God damn it. Ya know, I really had hopes for Sarah Palin when she first popped on the scene, but as time goes by the stuff that flies out of her mouth seems to get less and less rational and more ranty, hacky and, quite frankly, pretty damn annoying.
April 3rd, 2009 at 3:44 pm
[...] want a do-over. [...]
April 3rd, 2009 at 4:35 pm
The more Palin talks, the more she damages her chances of being taken seriously in 2012 (or for that matter, her own gubernatorial re-election). Keep up the chatter, Sarah!
April 6th, 2009 at 9:28 am
What a ridiculous position! She continues to surprise me… and not at all in a positive way.
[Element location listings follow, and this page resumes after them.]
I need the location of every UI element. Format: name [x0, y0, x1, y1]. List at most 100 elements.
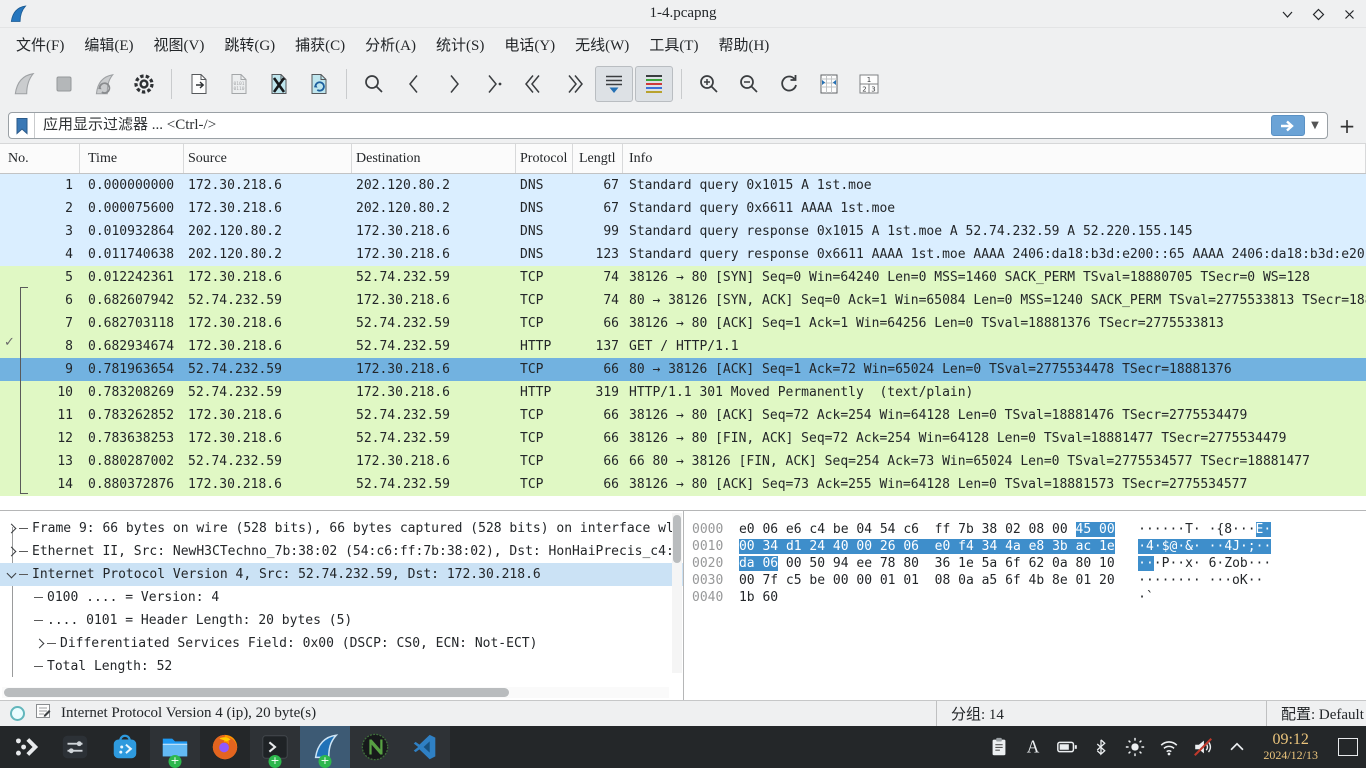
filter-bookmark-icon[interactable]: [9, 113, 35, 138]
filter-dropdown-caret[interactable]: ▼: [1307, 120, 1323, 131]
column-header-time[interactable]: Time: [80, 144, 184, 173]
menu-item-0[interactable]: 文件(F): [6, 30, 74, 59]
display-filter-box[interactable]: ▼: [8, 112, 1328, 139]
column-header-protocol[interactable]: Protocol: [516, 144, 573, 173]
hex-row-0020[interactable]: 0020 da 06 00 50 94 ee 78 80 36 1e 5a 6f…: [692, 555, 1366, 572]
hex-row-0040[interactable]: 0040 1b 60 ·`: [692, 589, 1366, 606]
expert-info-icon[interactable]: [10, 706, 25, 721]
go-back-button[interactable]: [395, 66, 433, 102]
column-header-destination[interactable]: Destination: [352, 144, 516, 173]
clock[interactable]: 09:12 2024/12/13: [1263, 732, 1318, 761]
packet-row-4[interactable]: 40.011740638202.120.80.2172.30.218.6DNS1…: [0, 243, 1366, 266]
taskbar-neovim[interactable]: [350, 726, 400, 768]
battery-icon[interactable]: [1053, 733, 1081, 761]
wifi-icon[interactable]: [1155, 733, 1183, 761]
packet-row-3[interactable]: 30.010932864202.120.80.2172.30.218.6DNS9…: [0, 220, 1366, 243]
profile-indicator[interactable]: 配置: Default: [1266, 701, 1366, 726]
menu-item-10[interactable]: 帮助(H): [708, 30, 779, 59]
details-vertical-scrollbar[interactable]: [672, 513, 682, 673]
auto-scroll-button[interactable]: [595, 66, 633, 102]
menu-item-2[interactable]: 视图(V): [144, 30, 215, 59]
normal-size-button[interactable]: 123: [850, 66, 888, 102]
taskbar-terminal[interactable]: +: [250, 726, 300, 768]
show-desktop-button[interactable]: [1338, 738, 1358, 756]
detail-line-3[interactable]: 0100 .... = Version: 4: [0, 586, 683, 609]
taskbar-app-launcher[interactable]: [0, 726, 50, 768]
go-forward-button[interactable]: [435, 66, 473, 102]
column-header-info[interactable]: Info: [623, 144, 1366, 173]
close-file-button[interactable]: [260, 66, 298, 102]
input-method-icon[interactable]: A: [1019, 733, 1047, 761]
hex-row-0010[interactable]: 0010 00 34 d1 24 40 00 26 06 e0 f4 34 4a…: [692, 538, 1366, 555]
taskbar-vscode[interactable]: [400, 726, 450, 768]
add-filter-button[interactable]: +: [1336, 114, 1358, 138]
packet-row-10[interactable]: 100.78320826952.74.232.59172.30.218.6HTT…: [0, 381, 1366, 404]
packet-row-13[interactable]: 130.88028700252.74.232.59172.30.218.6TCP…: [0, 450, 1366, 473]
menu-item-8[interactable]: 无线(W): [565, 30, 639, 59]
cell-time: 0.783638253: [80, 427, 184, 450]
brightness-icon[interactable]: [1121, 733, 1149, 761]
volume-muted-icon[interactable]: [1189, 733, 1217, 761]
column-header-source[interactable]: Source: [184, 144, 352, 173]
taskbar-discover-store[interactable]: [100, 726, 150, 768]
taskbar-firefox[interactable]: [200, 726, 250, 768]
detail-line-1[interactable]: Ethernet II, Src: NewH3CTechno_7b:38:02 …: [0, 540, 683, 563]
colorize-button[interactable]: [635, 66, 673, 102]
packet-row-6[interactable]: 60.68260794252.74.232.59172.30.218.6TCP7…: [0, 289, 1366, 312]
column-header-lengtl[interactable]: Lengtl: [573, 144, 623, 173]
chevron-up-icon[interactable]: [1223, 733, 1251, 761]
cell-src: 172.30.218.6: [184, 427, 352, 450]
menu-item-1[interactable]: 编辑(E): [74, 30, 143, 59]
menu-item-4[interactable]: 捕获(C): [285, 30, 355, 59]
packet-row-14[interactable]: 140.880372876172.30.218.652.74.232.59TCP…: [0, 473, 1366, 496]
capture-options-button[interactable]: [125, 66, 163, 102]
hex-row-0000[interactable]: 0000 e0 06 e6 c4 be 04 54 c6 ff 7b 38 02…: [692, 521, 1366, 538]
go-first-button[interactable]: [515, 66, 553, 102]
details-horizontal-scrollbar[interactable]: [2, 687, 669, 698]
zoom-out-button[interactable]: [730, 66, 768, 102]
close-button[interactable]: [1343, 8, 1356, 21]
go-last-button[interactable]: [555, 66, 593, 102]
menu-item-5[interactable]: 分析(A): [355, 30, 426, 59]
expand-icon[interactable]: [35, 639, 45, 649]
find-packet-button[interactable]: [355, 66, 393, 102]
menu-item-7[interactable]: 电话(Y): [494, 30, 565, 59]
menu-item-6[interactable]: 统计(S): [426, 30, 494, 59]
packet-row-2[interactable]: 20.000075600172.30.218.6202.120.80.2DNS6…: [0, 197, 1366, 220]
resize-columns-button[interactable]: [810, 66, 848, 102]
maximize-button[interactable]: [1312, 8, 1325, 21]
apply-filter-button[interactable]: [1271, 115, 1305, 136]
display-filter-input[interactable]: [35, 117, 1271, 134]
detail-line-6[interactable]: Total Length: 52: [0, 655, 683, 678]
expand-icon[interactable]: [7, 524, 17, 534]
packet-row-1[interactable]: 10.000000000172.30.218.6202.120.80.2DNS6…: [0, 174, 1366, 197]
collapse-icon[interactable]: [7, 568, 17, 578]
packet-row-11[interactable]: 110.783262852172.30.218.652.74.232.59TCP…: [0, 404, 1366, 427]
packet-row-7[interactable]: 70.682703118172.30.218.652.74.232.59TCP6…: [0, 312, 1366, 335]
clipboard-icon[interactable]: [985, 733, 1013, 761]
detail-line-4[interactable]: .... 0101 = Header Length: 20 bytes (5): [0, 609, 683, 632]
taskbar-system-settings[interactable]: [50, 726, 100, 768]
detail-line-0[interactable]: Frame 9: 66 bytes on wire (528 bits), 66…: [0, 517, 683, 540]
zoom-reset-button[interactable]: [770, 66, 808, 102]
menu-item-3[interactable]: 跳转(G): [214, 30, 285, 59]
open-file-button[interactable]: [180, 66, 218, 102]
reload-file-button[interactable]: [300, 66, 338, 102]
go-to-packet-button[interactable]: [475, 66, 513, 102]
taskbar-wireshark[interactable]: +: [300, 726, 350, 768]
minimize-button[interactable]: [1281, 8, 1294, 21]
column-header-no[interactable]: No.: [0, 144, 80, 173]
detail-line-2[interactable]: Internet Protocol Version 4, Src: 52.74.…: [0, 563, 683, 586]
packet-row-5[interactable]: 50.012242361172.30.218.652.74.232.59TCP7…: [0, 266, 1366, 289]
packet-row-9[interactable]: 90.78196365452.74.232.59172.30.218.6TCP6…: [0, 358, 1366, 381]
zoom-in-button[interactable]: [690, 66, 728, 102]
packet-row-12[interactable]: 120.783638253172.30.218.652.74.232.59TCP…: [0, 427, 1366, 450]
menu-item-9[interactable]: 工具(T): [639, 30, 708, 59]
hex-row-0030[interactable]: 0030 00 7f c5 be 00 00 01 01 08 0a a5 6f…: [692, 572, 1366, 589]
capture-comment-icon[interactable]: [35, 703, 51, 724]
bluetooth-icon[interactable]: [1087, 733, 1115, 761]
taskbar-file-manager[interactable]: +: [150, 726, 200, 768]
detail-line-5[interactable]: Differentiated Services Field: 0x00 (DSC…: [0, 632, 683, 655]
packet-row-8[interactable]: 80.682934674172.30.218.652.74.232.59HTTP…: [0, 335, 1366, 358]
expand-icon[interactable]: [7, 547, 17, 557]
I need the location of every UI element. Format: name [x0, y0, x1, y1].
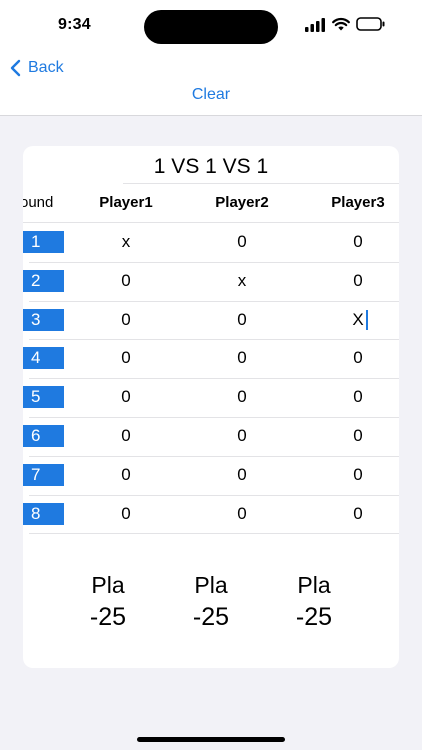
score-cell[interactable]: 0 — [96, 424, 156, 448]
divider — [29, 300, 399, 302]
score-cell[interactable]: 0 — [328, 230, 388, 254]
total-player-name: Pla — [91, 572, 125, 598]
score-cell[interactable]: 0 — [96, 463, 156, 487]
score-cell[interactable]: x — [96, 230, 156, 254]
player-column-header: Player2 — [215, 194, 269, 211]
total-player-name: Pla — [194, 572, 228, 598]
score-cell[interactable]: 0 — [212, 346, 272, 370]
score-cell[interactable]: 0 — [328, 463, 388, 487]
round-number-badge[interactable]: 1 — [23, 231, 64, 253]
home-indicator — [137, 737, 285, 742]
round-number-badge[interactable]: 3 — [23, 308, 64, 331]
score-cell[interactable]: 0 — [96, 346, 156, 370]
score-cell[interactable]: 0 — [96, 269, 156, 293]
round-number-badge[interactable]: 6 — [23, 425, 64, 447]
back-button[interactable]: Back — [8, 56, 64, 80]
score-cell[interactable]: 0 — [212, 385, 272, 409]
total-player-score: -25 — [295, 603, 333, 631]
clear-button[interactable]: Clear — [0, 86, 422, 104]
divider — [29, 417, 399, 418]
score-cell[interactable]: 0 — [212, 308, 272, 332]
dynamic-island — [144, 10, 278, 44]
score-cell[interactable]: 0 — [212, 463, 272, 487]
score-cell[interactable]: 0 — [96, 502, 156, 526]
score-cell[interactable]: 0 — [212, 424, 272, 448]
total-player-name: Pla — [297, 572, 331, 598]
total-player-score: -25 — [89, 603, 127, 631]
text-cursor — [366, 309, 368, 330]
scoreboard-card: 1 VS 1 VS 1 ound Player1 Player2 Player3… — [23, 146, 399, 668]
battery-icon — [356, 17, 385, 31]
score-cell[interactable]: 0 — [96, 308, 156, 332]
round-number-badge[interactable]: 5 — [23, 386, 64, 409]
score-cell[interactable]: 0 — [212, 502, 272, 526]
score-cell[interactable]: 0 — [328, 346, 388, 370]
chevron-left-icon — [10, 59, 21, 77]
total-player-score: -25 — [192, 603, 230, 631]
divider — [29, 533, 399, 535]
divider — [29, 378, 399, 380]
score-cell[interactable]: 0 — [328, 502, 388, 526]
score-cell[interactable]: X — [328, 308, 388, 332]
cellular-signal-icon — [305, 18, 325, 32]
score-cell[interactable]: 0 — [96, 385, 156, 409]
game-title: 1 VS 1 VS 1 — [153, 155, 269, 178]
score-cell[interactable]: x — [212, 269, 272, 293]
player-column-header: Player3 — [331, 194, 385, 211]
divider — [29, 494, 399, 496]
navigation-bar: Back Clear — [0, 52, 422, 116]
round-number-badge[interactable]: 7 — [23, 463, 64, 486]
status-time: 9:34 — [58, 16, 91, 33]
round-column-header: ound — [23, 194, 54, 211]
wifi-icon — [332, 18, 350, 31]
divider — [29, 261, 399, 263]
round-number-badge[interactable]: 2 — [23, 269, 64, 292]
divider — [123, 183, 399, 184]
round-number-badge[interactable]: 8 — [23, 502, 64, 525]
score-cell[interactable]: 0 — [328, 424, 388, 448]
back-button-label: Back — [28, 59, 64, 76]
round-number-badge[interactable]: 4 — [23, 347, 64, 370]
divider — [29, 455, 399, 457]
status-bar: 9:34 — [0, 0, 422, 52]
score-cell[interactable]: 0 — [328, 385, 388, 409]
divider — [29, 339, 399, 341]
divider — [23, 222, 399, 223]
score-cell[interactable]: 0 — [212, 230, 272, 254]
player-column-header: Player1 — [99, 194, 153, 211]
score-cell[interactable]: 0 — [328, 269, 388, 293]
April 7th, 2009 at 1:57 am
How absurd a notion is this. So you’re telling me that a fairly elected senator should have to step down because his opponents corruption convictions were thrown out due to technicalities? I try to be fair in my criticisms of Gov. Palin, and avoid personal attacks. But if she truly dislikes the media’s morbid fascination on her freakshow of a political act, and really wants to give another shot at national office one day, she needs to stay quiet. If she really feels that the attention on her family is unfair (and it is unfair, though I place more blame on the Gov. for allowing it), then she would stop letting her family’s business be such public fodder; in other words, don’t have your office make a press release in regards to your teenage daughter’s baby daddy going on some talk show. It’s pathetic. I hope she somehow ends up winning the GOP nomination in 2012, and with the way the GOP has slanted so far to the extreme political right since obama’s election, I bet the hardliners who vote in primaries and straw polls have their way and send this laughingstock on a campaign. It’ll be a great time, especially for Democrats.